Facebook memenuhi janjinya dengan membuat langkah jitu untuk memerangi peredaran berita palsu alias hoax yang ndiwujudkan dalam bentuk label khusus.
Label itu sangat sederhana. Bunyinya “disputed” atau kebenarannya disangsikan.
Dan label itu disematkan di-posting secara individual, bukan di akun pengunggah secara keseluruhan.
Posting yang kebenaran kontennya diragukan.
Dalam contoh ini, Seattle Tribune memang bukan media sungguhan, melainkan pengunggah konten satir untuk keperluan hiburan.
Isi konten dinilai kebenarannya oleh pihak ketiga yang bekerja sama dengan Facebook sebagai pemeriksa fakta.
Seperti diungkapkan. dalam contoh di samping yang dilansir oleh Gizmodo, pemeriksa dimaksud adalah Snopes dan Politifact.
Para pemeriksa fakta ini bergabung di bawah organisasi jurnalis non-profit, Poynter.
Total anggotanya ada empat puluh dua, namun Facebook baru aktif menggunakan jasa dari empat di antaranya, yakni Snopes, Factcheck.org, ABC News, dan PolitiFact.
Tahun lalu Facebook menjelaskan bahwa informasi keberadaan konten palsu diperoleh lewat laporan pengguna atau penyisiran algoritma khusus untuk mengendus hoax.
Laporan dugaan hoax ini kemudian diteruskan ke para pemeriksa fakta untuk dicek kebenarannya.
Apabila setidaknya dua pemeriksa fakta sependapat bahwa konten bersangkutan merupakan hoax, label “disputed” pun akan disematkan.
Meski bisa memberi peringatan pada pengguna Facebook saat menjumpai hoax, penerapan sistem label ini masih belum sepenuhnya ideal.
Posting yang telah dilabeli tetap beredar, sementara isi label sendiri hanya menyebutkan bahwa kebenaran isinya “diragukan”, bukan dengan tegas menyatakan bahwa konten tersebut merupakan berita palsu atau hoax.
Saat ini pelabelan konten yang diduga hoax baru tersedia secara terbatas. Belum diketahui kapan fitur itu bakal bisa diterapkan di seantero Facebook.
Banyaknya hoax atau berita palsu di media sosial menjadi perhatian serius banyak pihak. Facebook sendiri menunjukkan keseriusan itu dengan menggodok sejumlah formula penangkal hoax.
Tindakan terbarunya adalah perubahan algoritma News Feed agar bisa mendeteksi dan memprioritaskan konten yang dianggap orisinil oleh banyak orang, serta mengabaikan konten yang dianggap spam atau hoax.

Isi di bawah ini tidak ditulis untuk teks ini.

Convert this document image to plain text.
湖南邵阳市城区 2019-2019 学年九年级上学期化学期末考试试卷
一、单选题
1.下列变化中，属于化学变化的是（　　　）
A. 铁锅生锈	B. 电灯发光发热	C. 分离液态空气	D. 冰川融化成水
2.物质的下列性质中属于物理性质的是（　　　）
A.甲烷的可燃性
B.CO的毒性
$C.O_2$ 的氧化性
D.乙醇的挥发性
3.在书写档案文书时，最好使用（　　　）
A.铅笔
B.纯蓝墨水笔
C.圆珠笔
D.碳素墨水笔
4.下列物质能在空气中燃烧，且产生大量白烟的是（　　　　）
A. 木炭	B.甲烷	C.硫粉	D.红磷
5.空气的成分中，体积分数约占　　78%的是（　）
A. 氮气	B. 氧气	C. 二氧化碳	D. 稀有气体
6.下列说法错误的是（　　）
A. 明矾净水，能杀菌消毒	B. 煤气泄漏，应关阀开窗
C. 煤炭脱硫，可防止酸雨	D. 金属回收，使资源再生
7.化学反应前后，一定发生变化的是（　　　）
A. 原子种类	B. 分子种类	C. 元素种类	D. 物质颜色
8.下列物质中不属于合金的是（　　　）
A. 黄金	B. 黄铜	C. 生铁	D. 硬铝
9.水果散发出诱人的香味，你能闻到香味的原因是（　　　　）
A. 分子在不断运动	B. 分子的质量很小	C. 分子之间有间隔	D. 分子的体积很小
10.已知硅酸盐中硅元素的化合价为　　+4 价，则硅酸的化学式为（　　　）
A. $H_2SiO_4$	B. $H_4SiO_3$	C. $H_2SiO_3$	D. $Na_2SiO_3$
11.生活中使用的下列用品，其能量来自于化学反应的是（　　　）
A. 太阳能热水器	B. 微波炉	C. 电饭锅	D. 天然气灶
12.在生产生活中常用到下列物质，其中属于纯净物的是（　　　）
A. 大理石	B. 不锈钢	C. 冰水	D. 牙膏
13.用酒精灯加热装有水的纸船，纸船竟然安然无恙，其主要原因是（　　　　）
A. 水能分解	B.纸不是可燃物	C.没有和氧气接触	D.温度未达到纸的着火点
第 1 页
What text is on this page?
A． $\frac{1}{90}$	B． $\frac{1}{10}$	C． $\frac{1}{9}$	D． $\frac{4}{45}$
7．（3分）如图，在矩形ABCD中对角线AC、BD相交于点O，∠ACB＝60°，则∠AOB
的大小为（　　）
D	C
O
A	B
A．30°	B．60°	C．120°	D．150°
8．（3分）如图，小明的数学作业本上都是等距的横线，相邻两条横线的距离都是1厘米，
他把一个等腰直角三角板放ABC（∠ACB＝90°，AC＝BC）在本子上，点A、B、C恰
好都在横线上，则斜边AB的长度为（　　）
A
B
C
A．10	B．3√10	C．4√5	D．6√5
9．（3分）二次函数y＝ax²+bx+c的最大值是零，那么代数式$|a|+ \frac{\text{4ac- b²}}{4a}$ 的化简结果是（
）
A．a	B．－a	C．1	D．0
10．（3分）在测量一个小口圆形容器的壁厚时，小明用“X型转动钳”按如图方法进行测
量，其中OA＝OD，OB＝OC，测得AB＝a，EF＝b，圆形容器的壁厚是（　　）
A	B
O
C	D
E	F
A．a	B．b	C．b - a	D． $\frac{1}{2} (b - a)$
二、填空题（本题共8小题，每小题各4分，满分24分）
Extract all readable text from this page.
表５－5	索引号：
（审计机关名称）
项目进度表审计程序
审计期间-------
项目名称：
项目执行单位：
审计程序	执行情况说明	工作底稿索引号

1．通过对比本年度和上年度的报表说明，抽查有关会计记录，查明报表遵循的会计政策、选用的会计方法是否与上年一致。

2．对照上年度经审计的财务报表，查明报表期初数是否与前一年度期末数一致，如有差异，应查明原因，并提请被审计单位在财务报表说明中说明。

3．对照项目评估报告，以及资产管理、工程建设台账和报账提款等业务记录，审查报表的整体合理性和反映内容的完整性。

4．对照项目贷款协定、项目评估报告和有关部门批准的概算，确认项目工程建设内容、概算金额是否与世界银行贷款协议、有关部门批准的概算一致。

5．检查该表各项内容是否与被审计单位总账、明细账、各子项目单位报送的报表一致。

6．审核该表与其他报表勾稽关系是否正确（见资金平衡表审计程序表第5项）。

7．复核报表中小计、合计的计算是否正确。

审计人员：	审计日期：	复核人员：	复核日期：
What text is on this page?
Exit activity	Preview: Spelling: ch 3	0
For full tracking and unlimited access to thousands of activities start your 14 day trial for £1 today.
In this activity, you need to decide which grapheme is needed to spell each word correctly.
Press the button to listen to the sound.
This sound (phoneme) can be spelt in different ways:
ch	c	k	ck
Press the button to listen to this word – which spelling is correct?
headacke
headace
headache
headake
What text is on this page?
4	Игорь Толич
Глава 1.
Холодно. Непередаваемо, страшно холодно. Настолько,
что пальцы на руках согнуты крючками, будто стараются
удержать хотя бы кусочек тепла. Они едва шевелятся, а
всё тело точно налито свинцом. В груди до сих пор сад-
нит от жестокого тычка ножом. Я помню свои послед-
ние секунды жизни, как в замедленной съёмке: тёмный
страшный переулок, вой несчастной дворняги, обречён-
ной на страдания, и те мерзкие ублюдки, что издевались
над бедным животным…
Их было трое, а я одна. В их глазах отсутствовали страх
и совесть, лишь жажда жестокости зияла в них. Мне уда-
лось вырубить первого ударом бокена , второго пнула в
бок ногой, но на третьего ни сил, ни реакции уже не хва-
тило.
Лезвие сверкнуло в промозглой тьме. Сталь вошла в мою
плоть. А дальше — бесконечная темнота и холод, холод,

Untuk membuat pembaruan tersebut, Facebook terlebih dulu mengategorikan berbagai Pages yang sering membagikan kabar hoax, artikel dengan judul menipu, atau sering menyembunyikan konten unggahannya. Artikel dari Facebook Pages ini kemudian dipakai sebagai bahan latihan.
Tujuannya agar algoritma Facebook dapat mengenali pola atau ciri-ciri tertentu yang digunakan dalam pembuatan kabar hoax dalam akun Facebook Pages tersebut.
Sebelumnya Facebook memang sudah menjanjikan akan membuat konten khusus untuk meniadakan hoax.
Pola atau ciri khusus itu kemudian didata dan dijadikan bahan perbandingan dengan berbagai artikel yang disebarkan di News Feed.
Diungkapkan Facebook jika terdapat artikel di News Feed yang tidak memiliki ciri-ciri berita palsu sebagaimana dipelajari oleh algoritma tersebut, maka artikel itu akan dipromosikan agar dapat dilihat banyak orang.
Sebaliknya, jika mengandung ciri-ciri berita palsu, maka artikel tersebut akan dibuat “tenggelam” di linimasa News Feed, sehingga tidak dilihat banyak orang dan disebarkan.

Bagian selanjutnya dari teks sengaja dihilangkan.